There was swift condemnation of the murder from the West. US State Department spokesman John Kirby said: “We condemn this act of violence, whatever its source. Our thoughts and prayers are with him and his family.” In London, Foreign Secretary Boris Johnson said he was “shocked to hear of the despicable murder of Russia’s ambassador to Turkey. I condemn this cowardly attack".

Mr Karlov may not have been just a target of opportunity for those trying to lash out at Moscow over its role in the Syrian conflict. He had been extensively involved in Syrian affairs, playing a key role in the negotiations between Turkey and Russia which led to the evacuation of civilians and rebels from eastern Aleppo after the opposition held part of the city was overrun by the forces of Bashar al-Assad. The ambassador had also, it was said, played a part in convincing the Iranians, supporters of the regime with militia fighters present on the ground in Aleppo, to accept the deal.

He also served as ambassador to both North and South Korea for a prolonged period before arriving in Ankara and was widely respected in the international diplomatic circuit.

Russia and Turkey had been locked in a confrontation after the shooting down of a Russian warplane by the Turks last year. But relations thawed after an apology from President Erdogan, and the two countries have been cooperating on Syria, something Mr Karlov had also helped engineer.

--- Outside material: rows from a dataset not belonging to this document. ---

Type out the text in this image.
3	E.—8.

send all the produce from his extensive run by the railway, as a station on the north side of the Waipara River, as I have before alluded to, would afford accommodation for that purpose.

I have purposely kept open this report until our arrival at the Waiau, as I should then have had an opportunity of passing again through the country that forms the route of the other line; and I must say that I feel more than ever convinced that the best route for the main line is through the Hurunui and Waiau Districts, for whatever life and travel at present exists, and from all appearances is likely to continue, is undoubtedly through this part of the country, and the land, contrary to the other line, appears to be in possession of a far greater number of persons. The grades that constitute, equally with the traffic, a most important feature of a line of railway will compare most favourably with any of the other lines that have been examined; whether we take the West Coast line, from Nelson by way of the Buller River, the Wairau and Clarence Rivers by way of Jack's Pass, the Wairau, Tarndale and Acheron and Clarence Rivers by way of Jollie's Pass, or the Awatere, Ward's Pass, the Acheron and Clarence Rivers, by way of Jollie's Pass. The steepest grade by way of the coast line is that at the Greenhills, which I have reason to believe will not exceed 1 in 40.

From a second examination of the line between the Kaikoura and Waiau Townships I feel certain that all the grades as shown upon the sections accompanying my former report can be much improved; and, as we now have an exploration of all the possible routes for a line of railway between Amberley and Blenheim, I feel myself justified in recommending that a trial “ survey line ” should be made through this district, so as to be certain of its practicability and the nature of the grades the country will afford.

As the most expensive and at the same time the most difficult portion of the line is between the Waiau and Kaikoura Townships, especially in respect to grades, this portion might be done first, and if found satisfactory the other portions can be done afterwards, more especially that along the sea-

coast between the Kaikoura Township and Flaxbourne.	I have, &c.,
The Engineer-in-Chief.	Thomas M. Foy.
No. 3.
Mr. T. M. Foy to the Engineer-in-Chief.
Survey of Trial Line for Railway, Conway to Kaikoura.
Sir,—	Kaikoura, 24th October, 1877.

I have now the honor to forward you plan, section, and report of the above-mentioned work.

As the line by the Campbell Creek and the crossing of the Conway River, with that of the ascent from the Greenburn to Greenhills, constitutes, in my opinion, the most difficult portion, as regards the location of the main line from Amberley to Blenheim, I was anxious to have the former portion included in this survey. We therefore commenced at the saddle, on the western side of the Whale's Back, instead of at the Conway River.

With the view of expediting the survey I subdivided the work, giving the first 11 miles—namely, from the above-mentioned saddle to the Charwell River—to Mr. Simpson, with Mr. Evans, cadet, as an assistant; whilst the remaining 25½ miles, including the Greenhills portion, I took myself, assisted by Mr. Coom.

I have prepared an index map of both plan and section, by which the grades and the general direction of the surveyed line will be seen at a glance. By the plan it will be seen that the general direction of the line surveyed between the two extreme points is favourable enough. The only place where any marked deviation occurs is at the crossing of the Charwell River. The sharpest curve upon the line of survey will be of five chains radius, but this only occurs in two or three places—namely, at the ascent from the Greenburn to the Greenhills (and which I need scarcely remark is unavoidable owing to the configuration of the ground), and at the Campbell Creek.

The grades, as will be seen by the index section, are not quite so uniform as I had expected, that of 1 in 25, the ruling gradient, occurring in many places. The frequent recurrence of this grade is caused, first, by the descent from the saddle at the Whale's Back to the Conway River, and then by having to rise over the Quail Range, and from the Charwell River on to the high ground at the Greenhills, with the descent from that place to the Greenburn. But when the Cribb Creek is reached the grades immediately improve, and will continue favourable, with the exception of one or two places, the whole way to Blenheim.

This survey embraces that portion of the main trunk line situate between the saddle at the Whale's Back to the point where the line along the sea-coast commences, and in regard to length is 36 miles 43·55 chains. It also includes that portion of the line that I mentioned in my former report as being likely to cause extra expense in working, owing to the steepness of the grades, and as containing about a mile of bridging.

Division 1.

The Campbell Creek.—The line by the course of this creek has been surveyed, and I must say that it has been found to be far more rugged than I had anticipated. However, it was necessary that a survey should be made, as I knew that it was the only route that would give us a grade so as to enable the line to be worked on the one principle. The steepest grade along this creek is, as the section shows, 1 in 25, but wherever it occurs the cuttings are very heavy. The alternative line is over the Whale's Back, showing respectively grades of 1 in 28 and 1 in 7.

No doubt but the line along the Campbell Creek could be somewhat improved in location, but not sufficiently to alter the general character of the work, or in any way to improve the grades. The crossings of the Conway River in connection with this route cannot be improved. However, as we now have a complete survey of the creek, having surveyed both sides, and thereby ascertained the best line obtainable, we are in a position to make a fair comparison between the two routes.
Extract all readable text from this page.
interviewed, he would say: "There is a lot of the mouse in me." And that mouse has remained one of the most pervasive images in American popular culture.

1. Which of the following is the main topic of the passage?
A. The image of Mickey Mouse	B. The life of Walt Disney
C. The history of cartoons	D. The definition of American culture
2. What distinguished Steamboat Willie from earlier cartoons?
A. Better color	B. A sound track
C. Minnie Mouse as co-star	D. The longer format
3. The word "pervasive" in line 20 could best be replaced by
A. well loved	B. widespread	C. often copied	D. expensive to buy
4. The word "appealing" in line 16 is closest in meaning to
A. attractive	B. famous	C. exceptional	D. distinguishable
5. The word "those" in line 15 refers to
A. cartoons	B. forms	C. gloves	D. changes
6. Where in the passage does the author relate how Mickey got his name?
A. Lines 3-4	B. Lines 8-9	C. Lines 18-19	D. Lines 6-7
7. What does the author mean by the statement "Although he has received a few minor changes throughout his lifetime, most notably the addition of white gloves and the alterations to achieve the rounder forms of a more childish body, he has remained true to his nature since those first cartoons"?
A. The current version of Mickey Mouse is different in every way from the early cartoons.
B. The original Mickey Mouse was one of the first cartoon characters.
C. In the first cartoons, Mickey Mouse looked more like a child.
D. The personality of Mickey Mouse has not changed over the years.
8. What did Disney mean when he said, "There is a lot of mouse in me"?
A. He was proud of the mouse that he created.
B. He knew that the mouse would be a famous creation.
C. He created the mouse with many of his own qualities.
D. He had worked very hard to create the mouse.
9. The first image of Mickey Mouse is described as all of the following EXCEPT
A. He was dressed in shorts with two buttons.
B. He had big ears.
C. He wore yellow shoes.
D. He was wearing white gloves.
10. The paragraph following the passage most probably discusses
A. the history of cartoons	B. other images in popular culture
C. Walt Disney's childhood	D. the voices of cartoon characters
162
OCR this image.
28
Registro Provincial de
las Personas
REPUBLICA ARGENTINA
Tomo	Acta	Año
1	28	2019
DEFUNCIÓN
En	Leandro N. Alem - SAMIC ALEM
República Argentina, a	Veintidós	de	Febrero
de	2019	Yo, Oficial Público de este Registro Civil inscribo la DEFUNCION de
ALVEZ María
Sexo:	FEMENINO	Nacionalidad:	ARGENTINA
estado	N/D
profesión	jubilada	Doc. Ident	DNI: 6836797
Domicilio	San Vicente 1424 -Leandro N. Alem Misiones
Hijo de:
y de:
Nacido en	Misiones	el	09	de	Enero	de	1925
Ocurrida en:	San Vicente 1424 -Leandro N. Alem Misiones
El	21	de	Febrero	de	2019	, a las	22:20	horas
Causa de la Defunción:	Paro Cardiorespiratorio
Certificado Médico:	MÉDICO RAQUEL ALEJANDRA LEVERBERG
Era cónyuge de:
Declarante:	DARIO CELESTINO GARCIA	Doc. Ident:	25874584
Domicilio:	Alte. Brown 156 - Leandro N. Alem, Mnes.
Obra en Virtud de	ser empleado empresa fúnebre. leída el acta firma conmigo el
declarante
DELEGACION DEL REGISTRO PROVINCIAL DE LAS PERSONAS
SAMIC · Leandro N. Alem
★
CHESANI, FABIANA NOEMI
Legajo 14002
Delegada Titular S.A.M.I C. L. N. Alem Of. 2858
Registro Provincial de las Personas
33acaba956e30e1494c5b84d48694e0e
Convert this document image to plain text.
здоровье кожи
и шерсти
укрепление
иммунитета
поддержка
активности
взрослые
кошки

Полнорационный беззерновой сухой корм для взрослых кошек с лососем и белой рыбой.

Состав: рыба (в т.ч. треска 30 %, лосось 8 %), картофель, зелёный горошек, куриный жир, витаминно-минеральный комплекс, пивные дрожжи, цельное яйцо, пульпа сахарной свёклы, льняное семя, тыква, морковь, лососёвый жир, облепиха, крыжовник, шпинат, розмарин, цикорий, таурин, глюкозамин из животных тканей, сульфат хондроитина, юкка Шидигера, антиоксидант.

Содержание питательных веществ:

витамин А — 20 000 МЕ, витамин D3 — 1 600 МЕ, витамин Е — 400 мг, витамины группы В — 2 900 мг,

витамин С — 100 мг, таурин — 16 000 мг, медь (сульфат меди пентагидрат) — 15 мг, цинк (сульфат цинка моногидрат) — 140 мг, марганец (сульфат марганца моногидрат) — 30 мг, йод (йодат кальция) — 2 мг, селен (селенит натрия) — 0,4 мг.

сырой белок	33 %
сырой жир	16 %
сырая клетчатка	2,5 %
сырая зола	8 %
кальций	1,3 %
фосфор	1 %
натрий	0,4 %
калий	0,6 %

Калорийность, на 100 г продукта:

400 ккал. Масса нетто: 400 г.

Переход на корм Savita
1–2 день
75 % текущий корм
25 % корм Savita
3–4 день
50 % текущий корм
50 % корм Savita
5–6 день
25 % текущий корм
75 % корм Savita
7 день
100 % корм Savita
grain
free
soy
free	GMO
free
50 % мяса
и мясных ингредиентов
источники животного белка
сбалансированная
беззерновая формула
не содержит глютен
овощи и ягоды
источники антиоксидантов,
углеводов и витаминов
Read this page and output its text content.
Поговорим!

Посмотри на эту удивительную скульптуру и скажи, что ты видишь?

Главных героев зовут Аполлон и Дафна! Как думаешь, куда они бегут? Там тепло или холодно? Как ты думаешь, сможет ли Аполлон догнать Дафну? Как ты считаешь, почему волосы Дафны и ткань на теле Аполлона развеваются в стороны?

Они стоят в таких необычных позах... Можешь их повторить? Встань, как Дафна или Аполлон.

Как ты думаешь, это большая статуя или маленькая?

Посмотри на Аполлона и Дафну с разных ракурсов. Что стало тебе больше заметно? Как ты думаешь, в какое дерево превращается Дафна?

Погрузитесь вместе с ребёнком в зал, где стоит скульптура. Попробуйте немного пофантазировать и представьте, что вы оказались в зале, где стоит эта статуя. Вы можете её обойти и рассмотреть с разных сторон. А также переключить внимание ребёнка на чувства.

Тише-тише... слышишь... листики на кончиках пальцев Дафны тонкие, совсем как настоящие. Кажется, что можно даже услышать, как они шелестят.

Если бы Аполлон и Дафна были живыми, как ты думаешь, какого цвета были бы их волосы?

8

There has, however, been anger in Turkey over the actions of the Assad regime and Russia in the war which had been heightened by the Aleppo assault with regular protests in Istanbul with liberals as well as Islamists taking part. In response, the Turkish authorities have put in additional security measures for Russian diplomatic staff and private businesses in the country.

It is unlikely that the murder would jeopardise the newly strengthened relationship between the two countries. But Mr Putin may well press Mr Erdogan to take more action against Islamist groups in Turkey and cut links with some of the hardline Sunni rebels Ankara had backed in Syria.

As for Mr Erdogan, he put out a very similar message to Mr Putin, saying that he had agreed in his telephone call with Mr Putin that their cooperation and solidarity in fighting terrorism should be even stronger after the killing of the Russian ambassador in Turkey.

Mr Erdogan called the killing a clear provocation aimed at damaging relations between Turkey and Russia at a time of normalisation.